Classic lifestyle franchises (Air Force 1, Dunks, Air Jordan 1s) have been heavy revenue drivers for 4+ years. Fashion cycles turn; inventory built for sustained lifestyle demand may need markdowns as consumers rotate to newer silhouettes or competitors (Hoka, On for performance running).
Nike pulled back from several wholesale accounts (Foot Locker partial, smaller retailers) in recent years to push NIKE Direct. This created near-term revenue friction as wholesale partners recalibrated. Management has begun reversing some of this pullback in FY2024.
On Running's Cloudrunner and Hoka's maximalist foam have taken meaningful share in performance running. Adidas has rebounded with Samba lifestyle. Nike's product innovation cadence needs to continue compounding to maintain brand premium.
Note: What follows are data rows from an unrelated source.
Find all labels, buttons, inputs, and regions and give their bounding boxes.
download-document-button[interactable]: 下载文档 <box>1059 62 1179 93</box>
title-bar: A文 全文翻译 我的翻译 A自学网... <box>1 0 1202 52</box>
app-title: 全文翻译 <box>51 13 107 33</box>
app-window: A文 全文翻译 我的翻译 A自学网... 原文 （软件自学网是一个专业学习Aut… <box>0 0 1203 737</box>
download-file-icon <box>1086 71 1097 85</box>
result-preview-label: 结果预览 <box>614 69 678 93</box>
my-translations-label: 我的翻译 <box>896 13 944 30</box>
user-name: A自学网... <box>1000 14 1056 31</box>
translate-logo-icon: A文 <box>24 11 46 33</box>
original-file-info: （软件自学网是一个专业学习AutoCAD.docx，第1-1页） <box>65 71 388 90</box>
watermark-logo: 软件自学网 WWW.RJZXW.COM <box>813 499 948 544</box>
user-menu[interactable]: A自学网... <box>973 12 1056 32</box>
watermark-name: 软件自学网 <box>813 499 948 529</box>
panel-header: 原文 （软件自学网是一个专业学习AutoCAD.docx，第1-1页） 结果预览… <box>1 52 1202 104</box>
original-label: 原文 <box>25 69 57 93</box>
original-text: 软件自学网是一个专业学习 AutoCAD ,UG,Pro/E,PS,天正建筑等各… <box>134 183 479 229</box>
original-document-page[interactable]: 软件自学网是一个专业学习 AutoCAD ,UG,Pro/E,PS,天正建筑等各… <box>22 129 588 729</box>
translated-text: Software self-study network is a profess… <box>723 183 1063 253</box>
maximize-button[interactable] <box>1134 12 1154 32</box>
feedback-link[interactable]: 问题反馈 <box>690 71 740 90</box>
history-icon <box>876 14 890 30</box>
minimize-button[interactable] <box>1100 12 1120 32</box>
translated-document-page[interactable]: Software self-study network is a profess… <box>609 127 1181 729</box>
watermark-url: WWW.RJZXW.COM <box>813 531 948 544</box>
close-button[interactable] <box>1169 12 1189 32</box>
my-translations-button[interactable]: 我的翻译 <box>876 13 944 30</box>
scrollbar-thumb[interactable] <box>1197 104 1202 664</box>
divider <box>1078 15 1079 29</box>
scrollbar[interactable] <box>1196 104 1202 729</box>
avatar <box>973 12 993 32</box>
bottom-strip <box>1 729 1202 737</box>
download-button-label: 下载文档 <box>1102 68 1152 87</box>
Risk profile scores 66/100 (higher = safer). China is the largest durable pressure. Lifestyle-cycle turn + wholesale-reset are self-inflicted but manageable. Performance-running competitive share (Hoka, On) is the new front. Nike's brand is wide enough to absorb these individually; compound pressure has kept multiples compressed vs historical norms.